Cooper Confirms 200MM Barrels of Oil in Place Offshore Tunisia

Following conclusion of the conceptual field development plan for the Hammamet West oil field in the Gulf of Hammamet, Tunisia, Cooper Energy is pleased to announce:

Field estimated to contain over 200 million barrels oil in place (P50).

  • Contingent resources of 49 million barrels of oil (P50).
  • Plans are underway to acquire 175 km2 of 3D seismic to enhance the structural and reservoir definition.
  • Horizontal appraisal well required to test Abiod carbonate productivity.

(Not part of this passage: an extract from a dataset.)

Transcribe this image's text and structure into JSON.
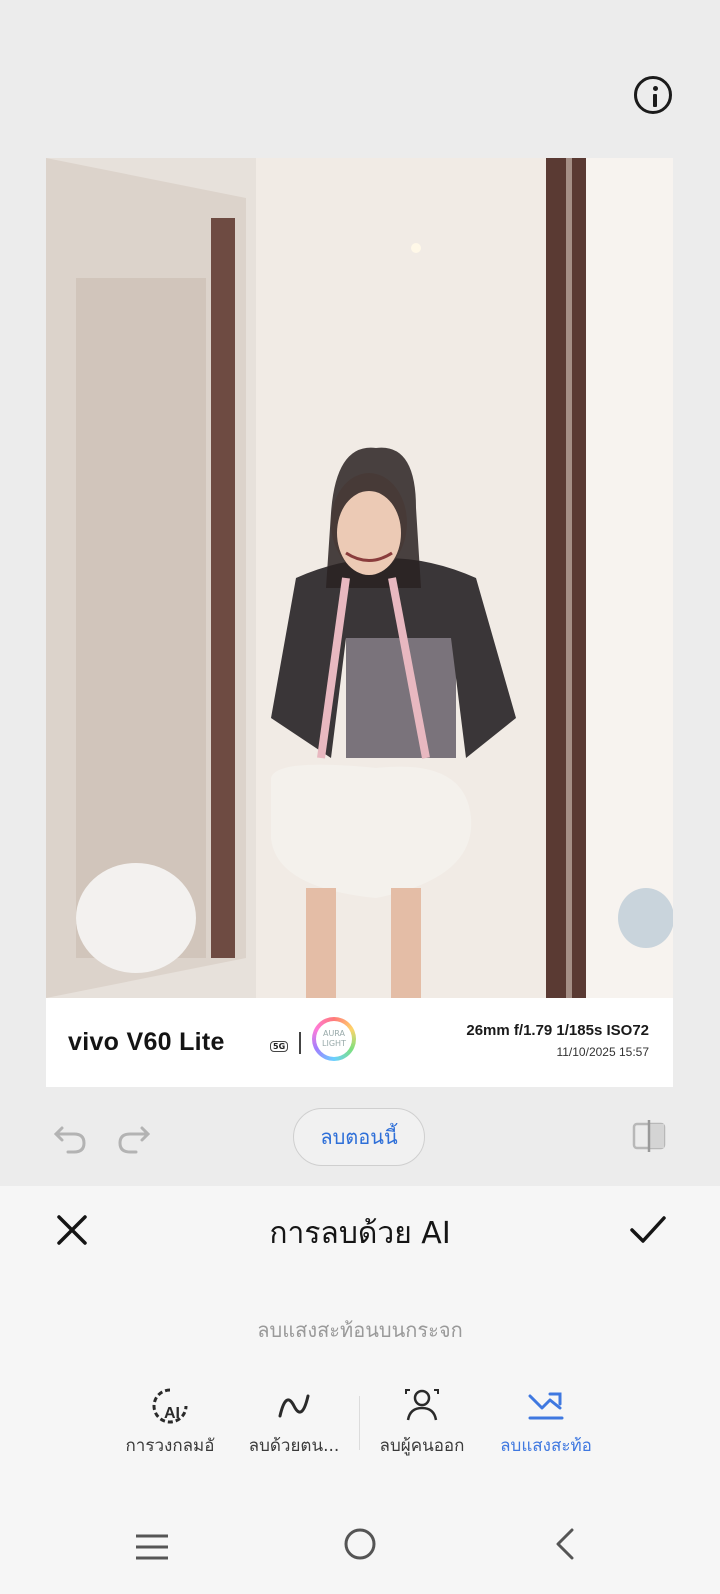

The Hammamet West Oil Field was discovered in 1967 by the Hammamet West-1 exploration well, which discovered 7 meters of oil on rock in the Birsa sandstone formation. In 1990 the Hammamet West-2 appraisal well discovered a further 192 meters of oil in the deeper Abiod carbonate formation. The Abiod was production tested and 33° API oil was recovered but the reservoir was deemed to be tight. A review of the well test has indicated that the Abiod was tested by cementing in the production casing, which is not considered to be prudent production practice for a reservoir that depends on natural fractures for productivity. Evaluation of the Hammamet West-2 core and image logs demonstrate that natural fractures do exist in the Abiod and a well drilled with the appropriate drilling technology may produce at economic rates.

Hammamet West Oil Field

The Hammamet West Oil Field lies wholly within the Bargou Exploration Permit, Gulf of Hammamet, Tunisia, which Cooper Energy was awarded in 2005. Cooper Energy is the 100% owner and operator of the permit.

At the Hammamet West location the water depth is approximately 50-60 meters and it is expected that 10-15 million barrels of recoverable oil will be the minimum field size that can be economically developed.

Worley Parsons was contracted to assist Cooper Energy to screen the development options for the field. At this time it is expected that the field would be developed using a small not normally manned platform, which would export oil and gas to an onshore plant via a multi-phase pipeline. The onshore plant would export gas to the local market and oil via an offshore loading buoy. Development costs would be in the order of US$250-US$430 million (100% Joint Venture), depending on the size of the development.

This development plan is conceptually similar to that employed by ENI who are currently developing the Maamoura field (10km south of Hammamet West), which also produces oil from the Abiod formation.

To efficiently and effectively appraise the discovered oil field, new 3D seismic data is required. The new data is required because the field currently has limited 2D seismic coverage and the majority of the existing seismic lines are poor quality paper sections. New high resolution 3D seismic is expected to enable Cooper Energy to define the internal reservoir architecture (areas of good reservoir quality and natural fracture occurrence), to tighten up the field structural understanding and to accurately locate a Hammamet West-3 appraisal well.

To pursue these evaluation goals and following conclusion of a competitive tender process, Cooper Energy expects in the very near future to award a contract for a 175 km2 high resolution 3D seismic survey to CGGVeritas. The seismic acquisition and processing is expected to cost approximately US $1.8 million and acquired in December 2009. It is expected that following the acquisition, processing and interpretation of the new high resolution 3D seismic, a Hammamet West-3 appraisal well will be proposed. The well has four objectives:

  • Delineate the Hammamet West structure updip from the HW-1 and HW-2 wells.
  • Delineate the Birsa Formation to better understand the range of the oil in place volumes.
  • Delineate the Abiod Formation to better understand the range of the oil in place volumes.
  • Demonstrate the productivity of the Abiod Formation by undertaking an open-hole production test in a horizontal well.

A Hammamet West-3 well and test has been designed by IPSAA drilling consultants in Perth and is expected to cost around US $20-30 million, depending upon the rig rate prevailing at the time. The shallow 50-60 meters water depth at this location means that a relatively low cost jackup drilling rig can be used.


Mr. Michael Scott, Managing Director of Cooper Energy, said, "We are very pleased that our on-going geoscience work on the Bargou Exploration Permit has resulted in the identification of a large discovered oil volume. The key now will be to appraise this oil volume in a timely and considered manner. The critical factor in our appraisal work will be to prove that the Abiod formation can produce oil at commercial rates. Should the appraisal work be successful then we could be sitting on a substantial hydrocarbon resource."